Kafka, como homem do Direito, limita-se a retratar, n' “O Processo” o absurdo, pelo qual o cidadão é obrigado a submeter-se a uma regra viciada do jogo jurídico cuja dinâmica pende para o lado do mais forte.

(continua)

joão boaventura disse...

(conclusão)

O que se passa com o Processo Queiroz passou-se com os Processos do actual Primeiro Ministro, ao qual foi sempre negada a Lei, perdão, o ser ouvido, o que levou o actual Bastonário do Direito a declarar, para quem o quisesse ler e ouvir:

- Estamos a assistir a uma vergonhosa actuação da justiça que parece mais preocupada em culpabilizar o Primeiro Ministro, em vez de partir da presunção de inocência.

Este é o retrato do Processo Queiroz, em boa companhia do Primeiro Ministro, porque ao primeiro foi negada qualquer audição pela autoridade Antidopagem de Portugal (ADoP), e ao segundo, ou deixaram prescrever o prazo, ou deixaram esgotar o tempo e a paciência para o ouvir.

Para Cândida Almeida não valia a pena ouvir o Primeiro Ministro porque não vinha aduzir matéria nova; e para o Instituto do Desporto de Portugal (IDP), não valia a pena ouvir Queiroz porque a audição feita pelo Conselho Disciplinar da FPF era suficiente, e porque, ouvi-lo, também não vinha aduzir matéria nova.

O Kafkianismo do processo sinuoso reside neste facto que o tempo não apaga. A ADop foi, no dia 16.05.2010, à Covilhã fazer o controlo antidoping à selecção, que foi perturbado pelos impropérios do seleccionador, o que não impediu a recolha, e o Governo silenciou, possivelmente para apagar o incidente se a selecção chegasse às meias finais ou às finais. Como os desejos não se concretizaram, passados dois meses e meio, é que o secretário de Estado revela que se passaram “factos muito graves”, no controlo antidoping. A paciência de Job não tem melhor representante.

Portugal não chegou aos quartos de final mas no cômputo geral ficou em 11.º lugar (Inglaterra 13.º - Dinamarca 24.º - Grécia 25.º - Itália 26.º - França 29.º). Os três primeiros são os únicos europeus (Esp., Hol, Ale.), 5 da América Latina, 1 africano (gana) e um asiático (Japão). E a representação portuguesa foi vergonhosa ?
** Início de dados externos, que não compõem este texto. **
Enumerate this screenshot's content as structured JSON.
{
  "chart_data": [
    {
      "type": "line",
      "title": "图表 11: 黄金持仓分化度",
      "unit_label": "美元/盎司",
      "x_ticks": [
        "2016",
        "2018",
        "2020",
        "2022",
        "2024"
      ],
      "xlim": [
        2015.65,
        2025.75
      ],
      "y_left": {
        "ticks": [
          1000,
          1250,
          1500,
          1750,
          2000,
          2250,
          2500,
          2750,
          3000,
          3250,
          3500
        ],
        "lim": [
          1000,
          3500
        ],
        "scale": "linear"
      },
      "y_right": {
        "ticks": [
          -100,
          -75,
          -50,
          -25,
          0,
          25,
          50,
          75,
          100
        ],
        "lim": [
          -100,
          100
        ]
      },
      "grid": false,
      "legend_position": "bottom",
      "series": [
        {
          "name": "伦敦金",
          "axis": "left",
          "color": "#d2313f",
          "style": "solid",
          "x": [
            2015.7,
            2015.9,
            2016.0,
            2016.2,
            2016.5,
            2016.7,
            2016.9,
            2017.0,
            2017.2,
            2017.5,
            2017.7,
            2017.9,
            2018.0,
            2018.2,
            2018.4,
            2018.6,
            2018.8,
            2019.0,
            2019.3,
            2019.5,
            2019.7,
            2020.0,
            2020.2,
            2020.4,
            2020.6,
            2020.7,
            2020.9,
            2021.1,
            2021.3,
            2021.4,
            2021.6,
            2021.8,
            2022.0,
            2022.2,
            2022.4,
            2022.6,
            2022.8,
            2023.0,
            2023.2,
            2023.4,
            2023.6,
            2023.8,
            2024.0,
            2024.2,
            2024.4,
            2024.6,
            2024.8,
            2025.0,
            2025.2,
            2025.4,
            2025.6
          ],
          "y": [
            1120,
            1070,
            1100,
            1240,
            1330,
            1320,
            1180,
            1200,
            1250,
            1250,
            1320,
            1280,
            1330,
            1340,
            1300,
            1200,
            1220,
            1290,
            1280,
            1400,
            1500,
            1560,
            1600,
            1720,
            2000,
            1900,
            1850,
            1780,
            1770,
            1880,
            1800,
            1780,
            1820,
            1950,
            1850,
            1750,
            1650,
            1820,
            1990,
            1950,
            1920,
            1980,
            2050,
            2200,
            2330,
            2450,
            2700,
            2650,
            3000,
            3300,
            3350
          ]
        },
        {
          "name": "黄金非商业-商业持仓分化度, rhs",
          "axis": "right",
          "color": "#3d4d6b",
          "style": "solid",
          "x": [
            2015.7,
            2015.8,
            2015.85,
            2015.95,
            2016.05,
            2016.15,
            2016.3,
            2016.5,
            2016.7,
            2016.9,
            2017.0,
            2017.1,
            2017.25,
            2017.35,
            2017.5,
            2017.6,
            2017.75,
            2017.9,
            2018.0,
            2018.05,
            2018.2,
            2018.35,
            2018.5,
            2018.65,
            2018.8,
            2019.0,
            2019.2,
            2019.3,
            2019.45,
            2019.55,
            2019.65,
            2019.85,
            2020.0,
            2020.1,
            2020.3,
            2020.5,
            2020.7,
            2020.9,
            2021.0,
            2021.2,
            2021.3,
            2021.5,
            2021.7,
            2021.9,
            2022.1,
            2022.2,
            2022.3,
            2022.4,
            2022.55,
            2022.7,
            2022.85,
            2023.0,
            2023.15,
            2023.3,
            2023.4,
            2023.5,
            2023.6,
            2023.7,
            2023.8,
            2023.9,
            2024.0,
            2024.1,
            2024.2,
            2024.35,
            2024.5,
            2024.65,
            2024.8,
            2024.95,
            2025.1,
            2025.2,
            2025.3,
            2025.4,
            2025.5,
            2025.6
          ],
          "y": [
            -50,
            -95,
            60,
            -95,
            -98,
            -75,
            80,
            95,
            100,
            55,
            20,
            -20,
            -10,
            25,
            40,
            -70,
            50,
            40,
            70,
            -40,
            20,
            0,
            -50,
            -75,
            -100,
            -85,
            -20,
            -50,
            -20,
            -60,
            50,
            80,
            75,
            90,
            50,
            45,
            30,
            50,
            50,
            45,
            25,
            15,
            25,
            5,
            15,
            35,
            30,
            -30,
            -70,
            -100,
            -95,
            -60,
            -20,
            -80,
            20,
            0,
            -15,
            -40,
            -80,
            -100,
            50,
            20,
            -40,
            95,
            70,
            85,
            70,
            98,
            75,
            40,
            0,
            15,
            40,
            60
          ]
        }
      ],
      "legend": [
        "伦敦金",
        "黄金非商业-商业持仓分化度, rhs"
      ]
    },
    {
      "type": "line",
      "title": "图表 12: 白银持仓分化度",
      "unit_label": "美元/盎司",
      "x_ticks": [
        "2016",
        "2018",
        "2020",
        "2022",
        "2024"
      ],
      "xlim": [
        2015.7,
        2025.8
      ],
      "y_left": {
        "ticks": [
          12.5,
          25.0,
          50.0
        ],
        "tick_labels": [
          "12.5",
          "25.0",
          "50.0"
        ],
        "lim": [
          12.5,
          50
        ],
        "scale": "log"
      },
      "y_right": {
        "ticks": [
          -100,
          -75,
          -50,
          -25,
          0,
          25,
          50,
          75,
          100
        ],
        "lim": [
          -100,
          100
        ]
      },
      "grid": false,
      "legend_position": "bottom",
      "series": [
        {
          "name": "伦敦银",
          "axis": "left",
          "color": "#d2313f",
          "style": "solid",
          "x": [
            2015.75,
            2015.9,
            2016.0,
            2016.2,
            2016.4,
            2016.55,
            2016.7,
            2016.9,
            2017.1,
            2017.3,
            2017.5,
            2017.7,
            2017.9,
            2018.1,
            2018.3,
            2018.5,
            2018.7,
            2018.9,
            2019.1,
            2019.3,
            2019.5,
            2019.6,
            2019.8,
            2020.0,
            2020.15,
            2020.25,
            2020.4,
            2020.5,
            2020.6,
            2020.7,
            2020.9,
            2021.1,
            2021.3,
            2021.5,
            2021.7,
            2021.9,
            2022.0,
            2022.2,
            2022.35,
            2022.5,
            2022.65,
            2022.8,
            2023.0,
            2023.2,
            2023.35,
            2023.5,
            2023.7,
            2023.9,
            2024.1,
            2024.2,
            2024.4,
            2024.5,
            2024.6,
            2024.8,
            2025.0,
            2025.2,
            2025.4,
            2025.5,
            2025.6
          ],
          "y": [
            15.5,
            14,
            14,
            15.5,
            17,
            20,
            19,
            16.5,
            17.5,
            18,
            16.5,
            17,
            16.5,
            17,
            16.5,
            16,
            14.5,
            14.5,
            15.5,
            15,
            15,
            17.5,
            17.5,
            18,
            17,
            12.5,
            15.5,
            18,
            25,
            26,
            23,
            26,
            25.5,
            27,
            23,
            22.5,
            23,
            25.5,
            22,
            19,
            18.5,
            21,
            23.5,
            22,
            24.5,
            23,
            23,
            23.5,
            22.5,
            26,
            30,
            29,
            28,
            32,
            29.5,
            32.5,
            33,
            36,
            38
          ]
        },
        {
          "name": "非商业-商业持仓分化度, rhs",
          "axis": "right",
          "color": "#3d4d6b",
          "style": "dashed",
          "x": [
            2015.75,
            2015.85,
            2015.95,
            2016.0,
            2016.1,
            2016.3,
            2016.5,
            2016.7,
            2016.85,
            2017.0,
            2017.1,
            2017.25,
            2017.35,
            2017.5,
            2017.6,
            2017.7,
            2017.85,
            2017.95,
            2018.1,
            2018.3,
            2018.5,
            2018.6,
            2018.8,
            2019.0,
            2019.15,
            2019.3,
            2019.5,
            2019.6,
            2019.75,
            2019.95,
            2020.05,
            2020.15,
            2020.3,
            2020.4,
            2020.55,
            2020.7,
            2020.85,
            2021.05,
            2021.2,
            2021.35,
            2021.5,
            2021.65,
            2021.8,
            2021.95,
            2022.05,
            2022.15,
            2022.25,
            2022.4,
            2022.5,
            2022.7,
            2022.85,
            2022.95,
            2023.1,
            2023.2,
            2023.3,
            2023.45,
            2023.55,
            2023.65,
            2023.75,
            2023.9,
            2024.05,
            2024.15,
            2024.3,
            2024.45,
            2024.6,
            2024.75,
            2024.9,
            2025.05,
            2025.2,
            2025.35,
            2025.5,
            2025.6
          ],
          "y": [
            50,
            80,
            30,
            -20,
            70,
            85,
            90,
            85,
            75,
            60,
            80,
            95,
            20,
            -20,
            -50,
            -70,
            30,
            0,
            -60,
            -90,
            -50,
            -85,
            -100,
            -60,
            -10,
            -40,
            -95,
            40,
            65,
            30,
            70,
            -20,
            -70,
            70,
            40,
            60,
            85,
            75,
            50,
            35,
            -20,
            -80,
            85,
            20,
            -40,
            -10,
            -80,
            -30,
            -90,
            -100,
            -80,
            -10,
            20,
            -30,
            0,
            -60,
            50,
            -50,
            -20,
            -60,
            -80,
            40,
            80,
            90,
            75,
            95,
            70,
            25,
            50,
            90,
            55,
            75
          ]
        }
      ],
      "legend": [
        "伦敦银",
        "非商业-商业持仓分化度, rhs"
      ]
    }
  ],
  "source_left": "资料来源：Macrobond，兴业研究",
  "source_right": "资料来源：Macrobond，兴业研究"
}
Isto para dizer que há muitas maneiras limpas para dispensar um seleccionador. A escolhida pelo governo não tem classificação.

Anónimo disse...

O meu comentário é antes um testemunho de alguém que foi filha de jogador não profissional de futebol e basquetebol. Conheceu aos 14 anos em Nampula Carlos Queiroz e sua família, enquanto lá estudava. Carlos era uma pessoa cordial, afectuosa, bastante sociável, muito trabalhador, sempre ligado ao desporto, todos os dias treinava muitas horas, responsável e justo sempre disponínel para ajudar um amigo e para se bater por ele. Foi e será sempre das pessoas que mais me marcou durante a vida. Acho que ele merece pela maneira de ser e curricullum internacional ser tratado apenas com as armas da justica. Julgo que tudo o resto só contribui para rebaixar o nosso país: Portugal. Já nos vêem com tão maus olhos no exterior. Eu faço aqui um apelo às pessoas de boa vontade e a todos que gostam de futebol para sermos serenos, aos médicos também é suposto pedir serenidade, para bem do nosso desporto. Não se trata de perdão. Diria antes apenas bom senso.